El hechizo no le impide navegar. Cuando acaba la jornada y el cielo pinta de naranja el mar que baña el malecón, toma una barcaza que atraviesa la bahía de La Habana en 7 minutos hasta Regla, «un pueblo de campo en la ciudad», dice.
«Los reglanos son más espirituales, relajados. Todo el mundo se conoce, se sientan en las puertas de la casa, hay buena energía», cuenta Beatriz. En el pueblo está la iglesia de la Virgen de Regla, que convive en armónico sincretismo con la santería africana.
La mayoría de sus habitantes trabaja en La Habana. «Segura estoy que es la energía de cruzar el mar todos los días, pero algo ocurre ahí que la gente es mucho más calmada. Vienen aquí a descansar, no a trabajar».
– La doctora que va a pie –
Alina González no tiene auto. Con las sanciones de Estados Unidos se complicó el abastecimiento de combustible y el ya deficiente transporte público en la isla.
Así que esta geriatra de 57 años camina dos kilómetros hasta el Centro de Investigaciones sobre Longevidad (Cited), donde trabaja.

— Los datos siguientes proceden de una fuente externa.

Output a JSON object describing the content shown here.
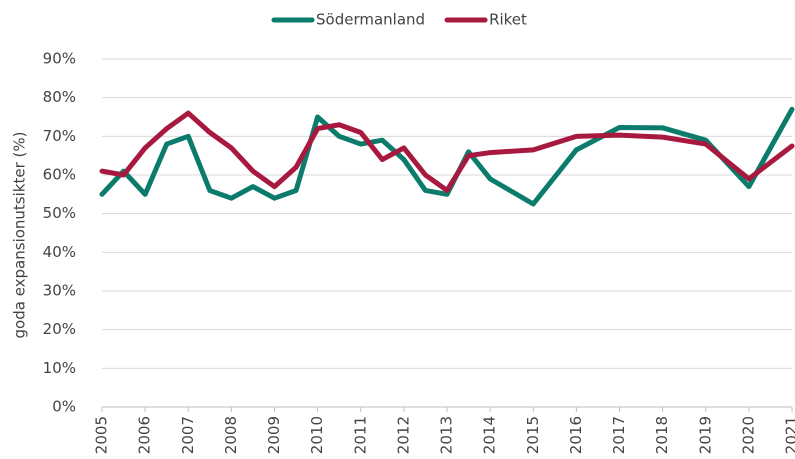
{
  "chart_data": {
    "type": "line",
    "y_label": "goda expansionutsikter (%)",
    "x": [
      2005,
      2005.5,
      2006,
      2006.5,
      2007,
      2007.5,
      2008,
      2008.5,
      2009,
      2009.5,
      2010,
      2010.5,
      2011,
      2011.5,
      2012,
      2012.5,
      2013,
      2013.5,
      2014,
      2015,
      2016,
      2017,
      2018,
      2019,
      2020,
      2021
    ],
    "series": [
      {
        "name": "Södermanland",
        "color": "#0b7b6c",
        "values": [
          55,
          61,
          55,
          68,
          70,
          56,
          54,
          57,
          54,
          56,
          75,
          70,
          68,
          69,
          64,
          56,
          55,
          66,
          59,
          52.5,
          66.5,
          72.3,
          72.2,
          69,
          57,
          77
        ]
      },
      {
        "name": "Riket",
        "color": "#a8193f",
        "values": [
          61,
          60,
          67,
          72,
          76,
          71,
          67,
          61,
          57,
          62,
          72,
          73,
          71,
          64,
          67,
          60,
          56,
          65,
          65.8,
          66.5,
          70,
          70.3,
          69.8,
          68,
          59,
          67.5
        ]
      }
    ],
    "xlim": [
      2005,
      2021
    ],
    "xticks": [
      2005,
      2006,
      2007,
      2008,
      2009,
      2010,
      2011,
      2012,
      2013,
      2014,
      2015,
      2016,
      2017,
      2018,
      2019,
      2020,
      2021
    ],
    "ylim": [
      0,
      90
    ],
    "yticks": [
      {
        "value": 0,
        "label": "0%"
      },
      {
        "value": 10,
        "label": "10%"
      },
      {
        "value": 20,
        "label": "20%"
      },
      {
        "value": 30,
        "label": "30%"
      },
      {
        "value": 40,
        "label": "40%"
      },
      {
        "value": 50,
        "label": "50%"
      },
      {
        "value": 60,
        "label": "60%"
      },
      {
        "value": 70,
        "label": "70%"
      },
      {
        "value": 80,
        "label": "80%"
      },
      {
        "value": 90,
        "label": "90%"
      }
    ],
    "grid": true,
    "legend": "top"
  }
}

«Somos parte del pueblo, somos el cubano de a pie y eso nos identifica mucho con nuestros pacientes. Los problemas que ellos tienen son los que nosotros tenemos», cuenta.
En Brasil o en Miami, alguien con su experiencia tal vez tiene su propia clínica, una camioneta, agenda y refrigerador llenos. En La Habana ella cuida de centenarios, que superan los 2.000 en un país de 11,2 millones de habitantes y una esperanza de vida de 79,5 años, como en el primer mundo.
En Cuba la universidad es gratuita y muchos médicos se enrolan en brigadas que prestan servicio en el extranjero para que el país obtenga divisas. La OEA cuestiona el programa porque los médicos se quedan sólo con una pequeña parte del salario devengado.
El gobierno asegura que esos recursos subvencionan la educación y la salud. «Me gusta mucho lo que hago, amo mi profesión, amo a mi familia, amo mi ciudad, amo mi país», dice Alina.
«Que hay dificultad es verdad, que es un reto a veces llegar a la casa, tener la conversación íntima con mi refrigerador que yo abro y digo, qué voy a cocinar hoy», cuenta.
Casada y con una hija, le diagnosticaron cáncer de mama hace siete años. Le dieron pocas esperanzas, pero se trató y vive con ganas de seguir contemplando el mar.
«Quiero entrar a ver un museo, el puerto, coger la lanchita, cruzar la bahía y regresar (…) seguir caminando por sus bellos parques, por el malecón, por todo su esplendor, por mucho tiempo». Allí, desde el sofá con vista al mar.